Advances in SAN
technology finally make infrastructures more manageable and convenient to use. At the top of the list is of course virtualization, which can get confusing. In this article we’ll explain what storage virtualization is, and what types may be right for your environment.
First, a definition: virtualization always means abstraction. We make something transparent by adding layers that handle translations, causing previously important aspects of a system to become moot. With some types of storage virtualization, for instance, you can forget about where you have allocated data, because migrating it somewhere else is much simpler. In fact, many systems will migrate data based on utilization to optimize performance.
The greatest benefit of (some types of) storage virtualization is that you abstract that previously troublesome spindle count. If the workload requires more IO than the current number of spindles can handle in an acceptable amount of time, the virtualization controller can migrate data and spread it out across more. The lengthy performance analysis and workload evaluations don’t need to be that difficult any longer.
There are two kinds of virtualization in the storage world: file-level and block-level. Block-level virtualization takes over before the file system even exists: it’s replacing or augmenting existing controllers and taking over at the disk level. File virtualization requires some software be installed on the server that uses the storage, but enable such things as file-level determination of usage, which is used to determine which data can be aged to slower storage.
Storage Virtualization Methods
Host-based storage virtualization means that a driver of some sort is installed on the host operating system, and it intercepts and possibly redirects IO requests. The File Area Network (FAN) concept uses this, but software RAID
and volume managers are also an example of host-based storage virtualization.
Network-based storage virtualization is extremely interesting. A fibre channel
switch that sits between the host and storage will actually virtualize all requests, redirecting IO unbeknown to the user. This method doesn’t rely on the operating system, in fact the operating system on the host doesn’t even know its happening. This is true virtualization, though you must be extremely careful about interoperability between your switch and storage array vendors.
Array-based virtualization means that one “master” array will take over all IO for all other arrays. It must be fast enough to handle all your aggregate storage traffic, and it must also interoperate with all your existing disk arrays to realize the benefits. This method of virtualization provides the most benefits, including centralized management and seamless data migration.

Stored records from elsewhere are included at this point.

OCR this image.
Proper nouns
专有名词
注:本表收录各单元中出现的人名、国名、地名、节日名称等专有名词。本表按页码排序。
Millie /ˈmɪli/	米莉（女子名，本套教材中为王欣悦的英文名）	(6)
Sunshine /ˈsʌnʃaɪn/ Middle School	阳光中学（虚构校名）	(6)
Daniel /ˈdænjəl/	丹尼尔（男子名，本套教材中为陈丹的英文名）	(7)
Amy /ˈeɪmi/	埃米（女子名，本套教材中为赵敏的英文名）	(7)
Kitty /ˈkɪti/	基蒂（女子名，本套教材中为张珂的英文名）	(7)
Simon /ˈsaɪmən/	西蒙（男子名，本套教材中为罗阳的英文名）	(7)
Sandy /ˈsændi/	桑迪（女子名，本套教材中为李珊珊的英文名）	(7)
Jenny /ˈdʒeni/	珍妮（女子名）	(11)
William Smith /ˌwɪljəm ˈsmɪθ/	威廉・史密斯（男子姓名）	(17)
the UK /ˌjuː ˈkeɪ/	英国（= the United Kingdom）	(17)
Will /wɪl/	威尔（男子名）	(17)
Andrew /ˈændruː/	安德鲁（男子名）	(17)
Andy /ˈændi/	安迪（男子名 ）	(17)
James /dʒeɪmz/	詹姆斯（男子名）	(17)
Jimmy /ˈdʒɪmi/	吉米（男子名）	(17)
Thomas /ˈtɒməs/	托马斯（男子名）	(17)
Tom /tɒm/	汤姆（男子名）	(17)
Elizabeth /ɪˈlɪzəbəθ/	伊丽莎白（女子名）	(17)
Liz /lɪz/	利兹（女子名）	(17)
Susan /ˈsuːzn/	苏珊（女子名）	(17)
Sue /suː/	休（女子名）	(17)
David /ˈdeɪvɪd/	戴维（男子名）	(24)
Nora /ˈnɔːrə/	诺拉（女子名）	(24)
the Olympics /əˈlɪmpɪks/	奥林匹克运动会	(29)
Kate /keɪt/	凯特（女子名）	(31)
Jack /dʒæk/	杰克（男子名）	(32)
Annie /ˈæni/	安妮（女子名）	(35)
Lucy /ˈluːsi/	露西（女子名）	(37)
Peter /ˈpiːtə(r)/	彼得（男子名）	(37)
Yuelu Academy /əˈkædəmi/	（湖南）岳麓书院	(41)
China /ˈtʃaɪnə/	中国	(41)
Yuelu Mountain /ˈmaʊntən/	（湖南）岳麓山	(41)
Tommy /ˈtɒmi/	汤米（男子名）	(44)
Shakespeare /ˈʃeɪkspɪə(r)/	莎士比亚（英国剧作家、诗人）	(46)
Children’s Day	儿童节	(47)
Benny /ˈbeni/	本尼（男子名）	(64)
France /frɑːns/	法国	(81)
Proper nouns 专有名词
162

The largest benefits of storage virtualization are:
- non-disruptive data migration
- centralized management
- increased utilization
- better visibility
Moving data around should not require downtime. Indeed, most people have found a way to migrate data without an outage using software RAID mirrors, but this is a very manual process and it only works between similar platforms. With virtualized storage, data migrations can be seamless and even automated.
The other big selling point for virtualization is that you can manage many existing arrays through one central point: the virtualizing controller. You still need to have the controller, and you still create RAID sets on the other arrays, but you can allocate storage from a central place and view all available storage from a single interface. Most virtualization solution work with many vendors’ products, but interoperability is still a concern.
Utilization, as with server virtualization, is also addressed by storage virtualization. By migrating data to cheaper storage, and spreading out the workloads more appropriately, you can both increase utilization and your visibility into what the overall workload is across all your storage arrays. Thin provisioning, where you allocate less space than the operating system actually sees, is also possible with most virtualization solutions. This allows you to dynamically grow your storage to meet the real needs, instead of the inflated needs your storage customers generally cite.
The problem always exists, with all types of virtualization, that you may be consolidating too much. Care must be taking to ensure that the virtualizing controller can handle the load of all other disk systems that it is virtualizing for. In essence, you must get an extremely fast, redundant, and memory-rich device to benefit from storage virtualization.
Virtualizing also means extra dependence on the “host” device, or in the storage case on the controllers that do the virtualizing.
Information Lifecycle Management (ILM
) is an invaluable tool for maximizing your investment in storage. If certain data is not used within a certain amount of time, you can configure a policy to automatically migrate it to slower, less expensive storage. With file-level virtualization, this can be done on a per-file basis, which is extremely effective. If you choose to only use block-level virtualization, then the only migration support by most vendors is the relocating of an entire LUN
. Some data may be important, and some may not.
The pros certainly outweigh the cons. With all types of virtualization, be they server or storage, you must pay attention to what’s taking place. More single points of failure are introduced, which must be accounted for, and resource utilization is always more than you estimate. It’s interesting that the main benefit of virtualization is higher utilization, but once you start scaling up a bit more, you quickly run out of resources.
The best way to combat resource limitations is to not go overboard. Also, make sure to take advantage of automated resource balancing features. Make sure to ask your storage vendor in-depth questions about how they support data migration and ILM, and of course, don’t forget about interoperability.
Storage virtualization will change the way your storage is managed. Most importantly, it will change the things the storage administrators focus on. Instead of countless data migration tasks to free up resources on one or two things at a time, they can pay more attention to the big picture: overall site scalability and performance.